Owing to the Investiture Contest, Herrand was unable even to enter the city, which was controlled by partisans of the Emperor Henry IV. He was consecrated by Pope Urban II in Rome on 19 January 1094 and took the name Stephen. In 1096, he established a provostry at Hillersleben subject to Ilsenburg Abbey. Around 1100, he arranged for the monks of Ilsenburg to be moved to Harsefeld Abbey when they came under threat. He himself took refuge in Magdeburg and later lived as a monk in Reinhardsbrunn Abbey, where he died.

==Works==
The reformed monastic customs which Herrand pioneered in Saxony, based on those of Gorze and the Cluniac Reform, are known as the Ordo Ilseneburgensis. Beyond the houses which Herrand reformed directly, their influence was felt at Reinhardsbrunn (from 1084), Admont (1091) and Lippoldsberg (c. 1100).

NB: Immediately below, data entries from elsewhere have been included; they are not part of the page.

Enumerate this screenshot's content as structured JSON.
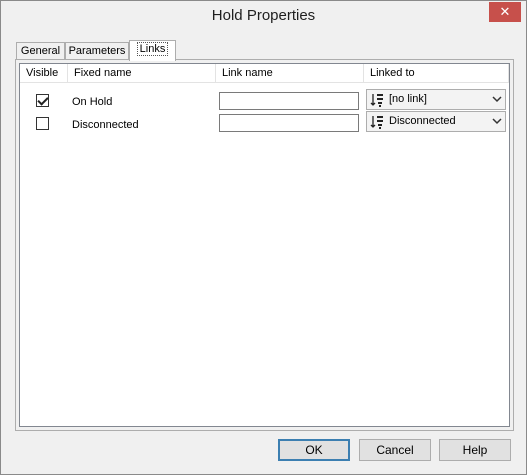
{
  "window": {
    "title": "Hold Properties",
    "close_glyph": "✕"
  },
  "tabs": [
    {
      "label": "General"
    },
    {
      "label": "Parameters"
    },
    {
      "label": "Links"
    }
  ],
  "active_tab": "Links",
  "table": {
    "columns": [
      "Visible",
      "Fixed name",
      "Link name",
      "Linked to"
    ],
    "rows": [
      {
        "visible": true,
        "fixed_name": "On Hold",
        "link_name": "",
        "linked_to": "[no link]"
      },
      {
        "visible": false,
        "fixed_name": "Disconnected",
        "link_name": "",
        "linked_to": "Disconnected"
      }
    ]
  },
  "buttons": {
    "ok": "OK",
    "cancel": "Cancel",
    "help": "Help"
  },
  "icons": {
    "close": "close-icon",
    "link": "link-icon",
    "dropdown": "chevron-down-icon"
  },
  "colors": {
    "close_bg": "#c7504b",
    "default_button_border": "#3c7fb1",
    "window_bg": "#f0f0f0"
  }
}
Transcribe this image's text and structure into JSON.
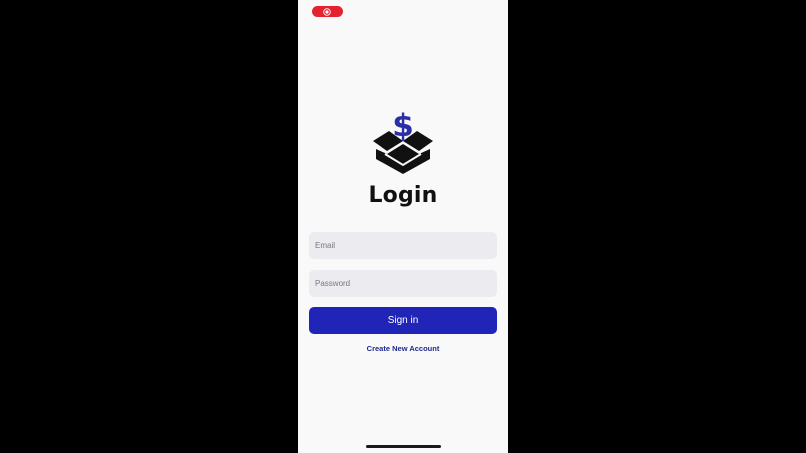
{
  "status_bar": {
    "recording_icon": "screen-recording-icon",
    "recording_color": "#e5222f"
  },
  "logo": {
    "icon": "dollar-box-icon",
    "dollar_symbol": "$",
    "dollar_color": "#2b2fa6",
    "box_color": "#111111"
  },
  "title": "Login",
  "form": {
    "email_placeholder": "Email",
    "email_value": "",
    "password_placeholder": "Password",
    "password_value": "",
    "signin_label": "Sign in",
    "signin_color": "#2025b8"
  },
  "create_account_label": "Create New Account",
  "colors": {
    "background": "#f9f9f9",
    "link": "#1e2a8c",
    "field_background": "#ececf0"
  }
}
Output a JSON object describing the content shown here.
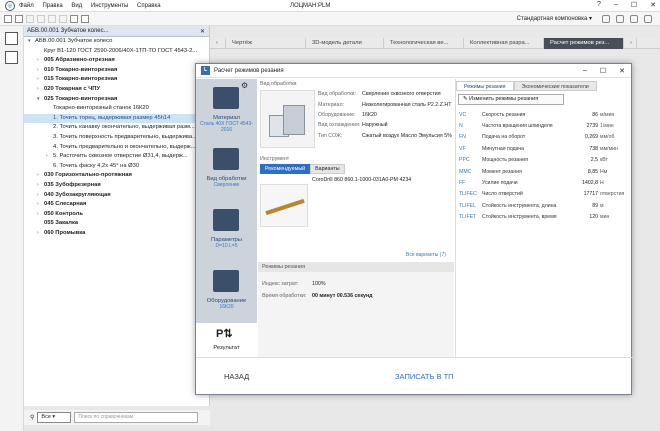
{
  "app": {
    "menu": [
      "Файл",
      "Правка",
      "Вид",
      "Инструменты",
      "Справка"
    ],
    "title": "ЛОЦМАН:PLM",
    "layout": "Стандартная компоновка"
  },
  "tree": {
    "tab": "АБВ.00.001 Зубчатое колес...",
    "rows": [
      {
        "t": "АБВ.00.001 Зубчатое колесо",
        "ind": 0,
        "arr": "▾",
        "bold": false
      },
      {
        "t": "Круг В1-120 ГОСТ 2590-2006/40Х-1ТП-ТО ГОСТ 4543-2...",
        "ind": 1,
        "arr": "",
        "bold": false
      },
      {
        "t": "005 Абразивно-отрезная",
        "ind": 1,
        "arr": "›",
        "bold": true
      },
      {
        "t": "010 Токарно-винторезная",
        "ind": 1,
        "arr": "›",
        "bold": true
      },
      {
        "t": "015 Токарно-винторезная",
        "ind": 1,
        "arr": "›",
        "bold": true
      },
      {
        "t": "020 Токарная с ЧПУ",
        "ind": 1,
        "arr": "›",
        "bold": true
      },
      {
        "t": "025 Токарно-винторезная",
        "ind": 1,
        "arr": "▾",
        "bold": true
      },
      {
        "t": "Токарно-винторезный станок 16К20",
        "ind": 2,
        "arr": "",
        "bold": false
      },
      {
        "t": "1. Точить торец, выдерживая размер 45h14",
        "ind": 2,
        "arr": "",
        "bold": false,
        "sel": true
      },
      {
        "t": "2. Точить канавку окончательно, выдерживая разм...",
        "ind": 2,
        "arr": "",
        "bold": false
      },
      {
        "t": "3. Точить поверхность предварительно, выдержива...",
        "ind": 2,
        "arr": "",
        "bold": false
      },
      {
        "t": "4. Точить предварительно и окончательно, выдерж...",
        "ind": 2,
        "arr": "",
        "bold": false
      },
      {
        "t": "5. Расточить сквозное отверстие Ø31,4, выдерж...",
        "ind": 2,
        "arr": "›",
        "bold": false
      },
      {
        "t": "6. Точить фаску 4,2х 45° на Ø30",
        "ind": 2,
        "arr": "",
        "bold": false
      },
      {
        "t": "030 Горизонтально-протяжная",
        "ind": 1,
        "arr": "›",
        "bold": true
      },
      {
        "t": "035 Зубофрезерная",
        "ind": 1,
        "arr": "›",
        "bold": true
      },
      {
        "t": "040 Зубозакругляющая",
        "ind": 1,
        "arr": "›",
        "bold": true
      },
      {
        "t": "045 Слесарная",
        "ind": 1,
        "arr": "›",
        "bold": true
      },
      {
        "t": "050 Контроль",
        "ind": 1,
        "arr": "›",
        "bold": true
      },
      {
        "t": "055 Закалка",
        "ind": 1,
        "arr": "",
        "bold": true
      },
      {
        "t": "060 Промывка",
        "ind": 1,
        "arr": "›",
        "bold": true
      }
    ]
  },
  "search": {
    "btn": "Все",
    "placeholder": "Поиск по справочникам"
  },
  "doctabs": [
    "Чертёж",
    "3D-модель детали",
    "Технологическая ве...",
    "Коллективная разра...",
    "Расчет режимов рез..."
  ],
  "dialog": {
    "title": "Расчет режимов резания",
    "steps": [
      {
        "name": "Материал",
        "sub": "Сталь 40Х ГОСТ 4543-2016"
      },
      {
        "name": "Вид обработки",
        "sub": "Сверление"
      },
      {
        "name": "Параметры",
        "sub": "D=10 L=5"
      },
      {
        "name": "Оборудование",
        "sub": "16К20"
      },
      {
        "name": "Результат",
        "sub": ""
      }
    ],
    "proc_header": "Вид обработки",
    "proc": [
      {
        "k": "Вид обработки:",
        "v": "Сверление сквозного отверстия"
      },
      {
        "k": "Материал:",
        "v": "Низколегированная сталь P2.2.Z.HT"
      },
      {
        "k": "Оборудование:",
        "v": "16К20"
      },
      {
        "k": "Вид охлаждения:",
        "v": "Наружный"
      },
      {
        "k": "Тип СОЖ:",
        "v": "Сжатый воздух Масло Эмульсия 5%"
      }
    ],
    "tool_header": "Инструмент",
    "tool_tabs": [
      "Рекомендуемый",
      "Варианты"
    ],
    "tool_name": "CoroDrill 860 860.1-1000-031A0-PM 4234",
    "variants_link": "Все варианты (7)",
    "mode_header": "Режимы резания",
    "mode": [
      {
        "k": "Индекс затрат:",
        "v": "100%"
      },
      {
        "k": "Время обработки:",
        "v": "00 минут 00.536 секунд"
      }
    ],
    "rtabs": [
      "Режимы резания",
      "Экономические показатели"
    ],
    "change_btn": "Изменить режимы резания",
    "params": [
      {
        "k": "VC",
        "n": "Скорость резания",
        "v": "86",
        "u": "м/мин"
      },
      {
        "k": "N",
        "n": "Частота вращения шпинделя",
        "v": "2739",
        "u": "1/мин"
      },
      {
        "k": "FN",
        "n": "Подача на оборот",
        "v": "0,269",
        "u": "мм/об"
      },
      {
        "k": "VF",
        "n": "Минутная подача",
        "v": "738",
        "u": "мм/мин"
      },
      {
        "k": "PPC",
        "n": "Мощность резания",
        "v": "2,5",
        "u": "кВт"
      },
      {
        "k": "MMC",
        "n": "Момент резания",
        "v": "8,85",
        "u": "Нм"
      },
      {
        "k": "FF",
        "n": "Усилие подачи",
        "v": "1402,8",
        "u": "Н"
      },
      {
        "k": "TLIFEC",
        "n": "Число отверстий",
        "v": "17717",
        "u": "отверстия"
      },
      {
        "k": "TLIFEL",
        "n": "Стойкость инструмента, длина",
        "v": "89",
        "u": "м"
      },
      {
        "k": "TLIFET",
        "n": "Стойкость инструмента, время",
        "v": "120",
        "u": "мин"
      }
    ],
    "back": "НАЗАД",
    "submit": "ЗАПИСАТЬ В ТП"
  }
}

Herrand wrote several works which are lost or fragmentary. During his time in Ilsenburg, he kept yearbooks which were used as sources by the Saxon Annalist, Helmold of Bosau and the compilers of the Annals of Pöhlde, the Annals of Harsefeld, the Annals of Magdeburg and the Annals of Nienburg. His Passio Burchardi, an account of the death of Burchard II, is excerpted by the Saxon Annalist. It otherwise survives only in a fragmentary copy of the 17th century. Herrand also wrote a sermon on Burchard and a treatise "on hope", De spera, both now lost. A letter he wrote to Bishop Walram of Naumburg survives in a 12th-century manuscript. In 1094 or 1095, Walram, who belonged to Henry IV's party, wrote to persuade Count Louis the Springer to change sides. At Louis's request, Herrand penned a response, the Epistola de causa Heinrici regis ("Letter on the Case of King Henry").